By Nicole Noel
Has the time come in your life to uproot and build a home somewhere else for a while? Being a digital nomad opens up so many opportunities to experience new, distant cultures, make new friends and business connections, but also to expand your own, personal horizons. One region in particular that has earned a lot of positive traction for digital nomads as of late is Hong Kong, and its spectacular blend of nature and urban beauty make for a great choice for any “nomad-ess” (or nomad-ette, whichever you prefer) eager to globetrot to Asia.
Before you start packing, however, let’s take a look at a few handy tips to make the transition easier and help you find your footing in this new, extraordinary region, brimming with opportunities!
Affordable accommodation options
Compared to its rising reputation, you’ll be surprised by the relatively low prices of available lodging you’ll come across. However, if you’re traveling solo, make sure you research the neighborhood of your choice before you move!
For example, while the majority of Hong Kong is considered perfectly safe, there are certain areas that aren’t the best choice for a lady on the go. Chungking Mansions is famous for its incredibly low prices, but it’s located in the area known for instances of human and drug trafficking – so it’s safe to say you can’t put a price on your safety, and opt for something with a safer reputation. Instead, you can choose an Airbnb home, where you can see reviews and make sure it’s to your liking, or a hotel or a hostel with a great reputation!
Get a local gig and work online
With Wi-Fi, most of the world would love to have, Hong Kong makes for a perfect spot to work online. Before you go, you should start building up your digital business, so that you can have a steady source of income once you arrive.
However, you should also look into other, local options, such as teaching with Monkey Tree ESL and similar language institutions, since working as a native English speaker is a well-paid and appreciated job in Hong Kong. They are doing their best to become a bilingual community and improve their ability to open up their culture to visitors from all over the world, so they are always looking for native teachers to help with this goal.
Work from the local cafés
Considering the immaculate internet connection and their bustling streets, you can also try working from their local coffee shops to spend more time mingling with the locals. Keep in mind that not every café is digital nomad-friendly, as they prefer to keep their Wi-Fi access limited.

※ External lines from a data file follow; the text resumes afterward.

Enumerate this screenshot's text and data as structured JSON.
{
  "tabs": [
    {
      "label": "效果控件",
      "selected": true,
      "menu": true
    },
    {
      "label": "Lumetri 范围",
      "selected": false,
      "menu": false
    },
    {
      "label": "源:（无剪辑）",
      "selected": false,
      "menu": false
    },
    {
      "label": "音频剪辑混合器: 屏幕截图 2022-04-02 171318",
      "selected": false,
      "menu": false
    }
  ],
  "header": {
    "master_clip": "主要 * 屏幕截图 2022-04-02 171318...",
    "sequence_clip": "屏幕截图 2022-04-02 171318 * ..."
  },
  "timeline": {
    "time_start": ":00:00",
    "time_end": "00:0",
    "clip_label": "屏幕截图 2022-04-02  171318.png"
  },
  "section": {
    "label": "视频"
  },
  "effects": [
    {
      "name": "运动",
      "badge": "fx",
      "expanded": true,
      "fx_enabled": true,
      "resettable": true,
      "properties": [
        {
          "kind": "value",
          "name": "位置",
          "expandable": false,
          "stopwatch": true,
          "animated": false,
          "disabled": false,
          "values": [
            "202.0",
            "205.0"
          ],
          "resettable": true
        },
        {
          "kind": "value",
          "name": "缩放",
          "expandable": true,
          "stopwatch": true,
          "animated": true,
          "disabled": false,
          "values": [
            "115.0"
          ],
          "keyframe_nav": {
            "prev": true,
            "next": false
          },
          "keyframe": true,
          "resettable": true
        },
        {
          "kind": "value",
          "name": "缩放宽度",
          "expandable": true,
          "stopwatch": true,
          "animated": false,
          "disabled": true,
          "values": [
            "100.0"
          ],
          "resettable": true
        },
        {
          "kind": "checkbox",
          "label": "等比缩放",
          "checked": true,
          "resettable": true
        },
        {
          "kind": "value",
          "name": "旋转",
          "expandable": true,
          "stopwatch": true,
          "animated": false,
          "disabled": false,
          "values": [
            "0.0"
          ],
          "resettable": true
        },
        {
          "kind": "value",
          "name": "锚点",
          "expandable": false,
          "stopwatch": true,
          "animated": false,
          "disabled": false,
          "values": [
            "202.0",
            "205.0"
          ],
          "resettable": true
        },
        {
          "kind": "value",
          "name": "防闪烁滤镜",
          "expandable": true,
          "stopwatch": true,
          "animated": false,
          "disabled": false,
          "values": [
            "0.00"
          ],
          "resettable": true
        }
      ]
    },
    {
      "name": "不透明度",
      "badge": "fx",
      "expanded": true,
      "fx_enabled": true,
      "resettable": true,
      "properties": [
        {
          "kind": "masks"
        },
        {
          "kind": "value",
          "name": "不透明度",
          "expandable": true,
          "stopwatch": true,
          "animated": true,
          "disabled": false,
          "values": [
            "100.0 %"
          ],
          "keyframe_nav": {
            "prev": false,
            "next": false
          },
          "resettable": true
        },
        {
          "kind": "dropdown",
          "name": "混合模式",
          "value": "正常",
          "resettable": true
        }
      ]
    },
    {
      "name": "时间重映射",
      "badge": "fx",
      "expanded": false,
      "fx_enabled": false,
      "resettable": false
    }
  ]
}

So, stick to places that approve of your nomad life, such as Holly Brown in the Central District, with fresh coffee and decent ice-cream, or Fuel Espresso in the IFC Mall, where you can enjoy plenty of available space and surprisingly, peace and quiet. If you know the local startup crew, then you might want to join the co-working space scene and share a desk with a local entrepreneur!
Master the art of transportation
Hong Kong is an incredibly active region, so you can expect rivers of people walking about all the time, and you’ll rarely feel alone when you’re out and about. With that in mind, it’s an excellent idea to walk wherever you can, as you’ll get a better sense of the vibe in the city.
You can also use their train system with the help of their Octopus card, so make sure you have one at hand every time you want to use the train. Ferries are very cheap, and you should definitely use them to explore the islands whenever you get the chance!
Explore the local eateries
If you’re fond of Asian food, brace your taste buds for an explosion of flavors, because you haven’t really tried some of their specialties until you sample food in Hong Kong! Now, you’re welcome to explore their restaurant scene, but don’t miss out on the street stalls, too, you’d be surprised how rich in aromas those meals are.
Fei Jie on Dundas Street serves excellent grilled squid tentacles, while Honolulu Coffee’s egg tarts will become your latest obsession. Of course, make sure you also get a full dim sum experience in some of the local restaurants such as Tim Ho Wan, and you’ll know why so many foodies rush to Hong Kong for weeks of feasting.
Suddenly, your trip doesn’t seem business-driven, right? Well, you’ll spend most of your time admiring the Buddhist temples, the food, and the energy, that your work will just fit right in with all that inspiration. Enjoy your stay and make sure to share your experience with the rest of us globetrotting gals!